Leomar wandte sich ins Innere des Magistratspalastes um, wo die Kandidaten wartend gestanden hatten und gab der amtierenden Matriarchin des Hauses mit dem Schmetterlingswappen Gelegenheit, neben ihn auf den Balkon vor die Menge zu treten.

...

„Zur Secretaria darf ich, denn auch das letzte Magistratsamt das ich zu besetzen habe wird von einer Frau bekleidet werden, ein Mitglied eines der ältesten Häuser der Ponterra Ponterra bestellen." Leomar Gabellano bemühte sich erneut seinem Gesicht ein Lächeln zu verleihen. Seine ausladende und geschwungene Rede versetzte ihn selbst mit zunehmender Dauer in unangenehme Berührtheit und er war froh, dass er Leute um sich wusste, die ihm bei der Vorbereitung seiner Worte beiseite gestanden hatten. Es galt sich als Freund der Stadt und als Freund gelungener Worte zu inszenieren. Dass ihm eher danach war die nüchternen politischen - und in letzter Zeit im Fall Shenilos vor allem monetären - Notwendigkeiten in knapper Form darzulegen, tat dabei nichts zur Sache. Also lächelte er und fuhr fort.

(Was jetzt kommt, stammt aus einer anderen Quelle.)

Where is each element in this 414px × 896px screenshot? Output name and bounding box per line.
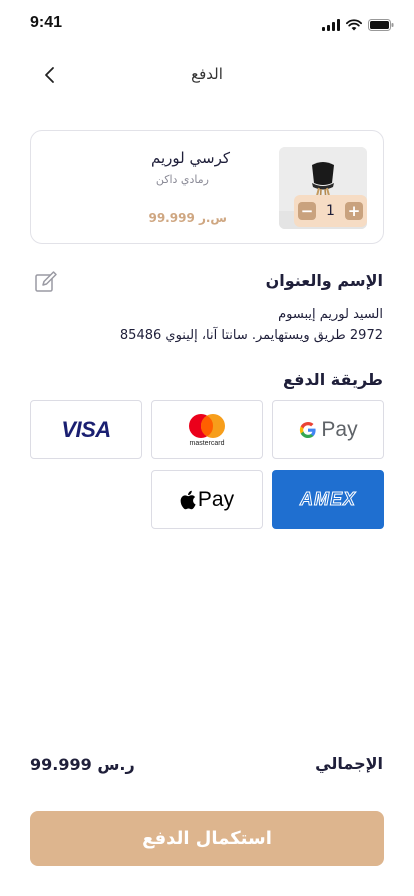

"Denn wer, wenn nicht das Haus di Matienna hat sich als Wahrer der Tradition erwiesen und uns immer wieder an die Werte erinnert, die den Sheniloer Bund formten? Wer, wenn nicht ein Mitglied der Familie, die den Bund ins Leben rief, kann das Fundament unserer Civitas, den Sheniloer Frieden obwalten? Und wer, wenn nicht die Schwester des ersten Gransignore von Shenilo kann mit ihrem Siegel für die Echtheit der Dokumente des Magistrates bürgen? Zur Secretaria für die kommenden Jahre ernenne ich daher Guiliana di Matienna, Baronin von Arinken. Zuletzt hat sie sich im Kampf für die Unabhängigkeit des Bundes und der Stadt, die Gerons Gebeine bewahrt, eingesetzt. Möge sie auch ihre nächste Aufgabe so gut erfüllen, auch wenn sie das Schwert gegen die Feder eintauschen muss und Siegelwachs das einzige Rot sein wird, das zu vergießen ihre Pflicht sein wird.“ Er trat einen Schritt zurück und wartete ab.

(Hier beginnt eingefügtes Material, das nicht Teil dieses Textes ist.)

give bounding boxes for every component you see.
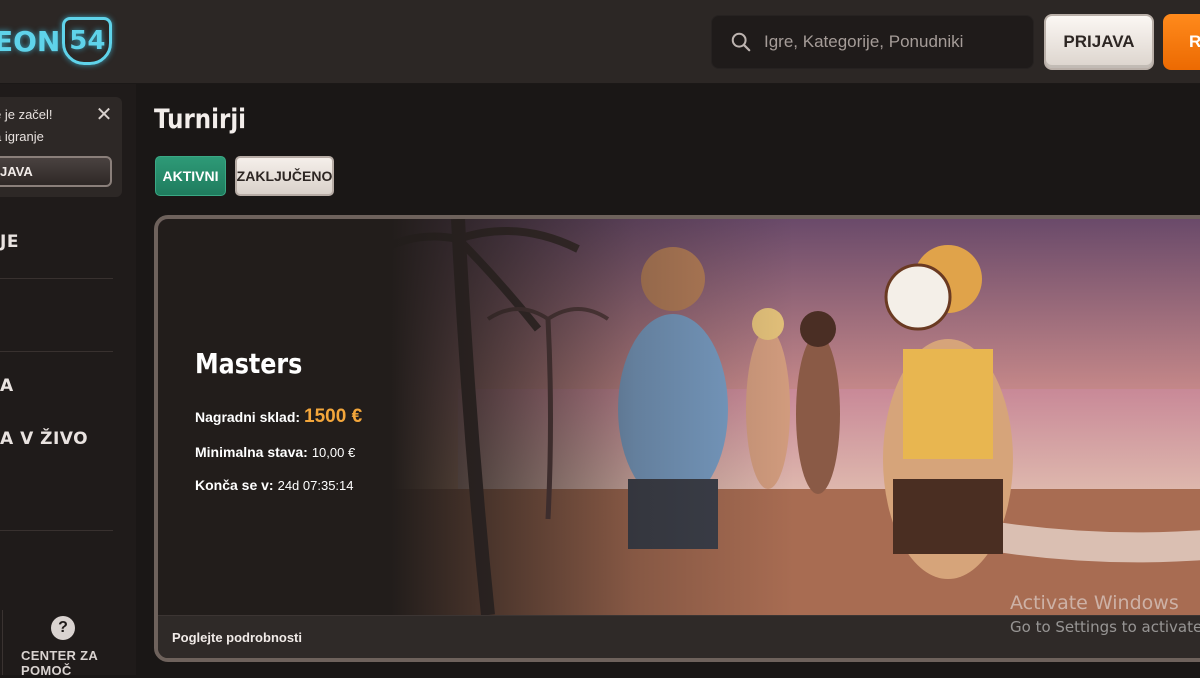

Es dauerte eine Weile, bis Guiliana auf den Balkon trat. Nach der Überraschung - hatte sie doch ihre Stimme Tolman Cordur gegeben – kam ihr für einen Moment der Gedanke, die Ernennung in dieses zeitraubende und wenig einflussreiche Amt abzulehnen. Dennoch bedeutete dies, aus der Nähe die womöglich riskante Politik des neuen Gransignore verfolgen zu können. So schritt sie zur Brüstung und die Reaktion des Popolo bei ihren Anblick zu prüfen. Es blieb ruhig, man erwartete von ihr wohl eine Rede. Passend zu Leomars Rede fiel ihr ein Ausspruch ihres Vaters ein. Halb Leomar, halb der Menge zugewandt begann sie "Wir kämpfen mit den Waffen, die uns die Götter zur Hand gegeben haben. Wenn ihr mir Feder und Siegel gebt, so werde ich sie zum Wohle des Bundes einsetzen. Und ich nehme sie an in der Hoffnung, sie seien in den kommenden Jahren die einzigen Waffen, die wir alle in die Hand nehmen müssen." Nachdem sie sich erneut einen Überblick über die Menge verschafft hatte trat sie zurück zu den anderen.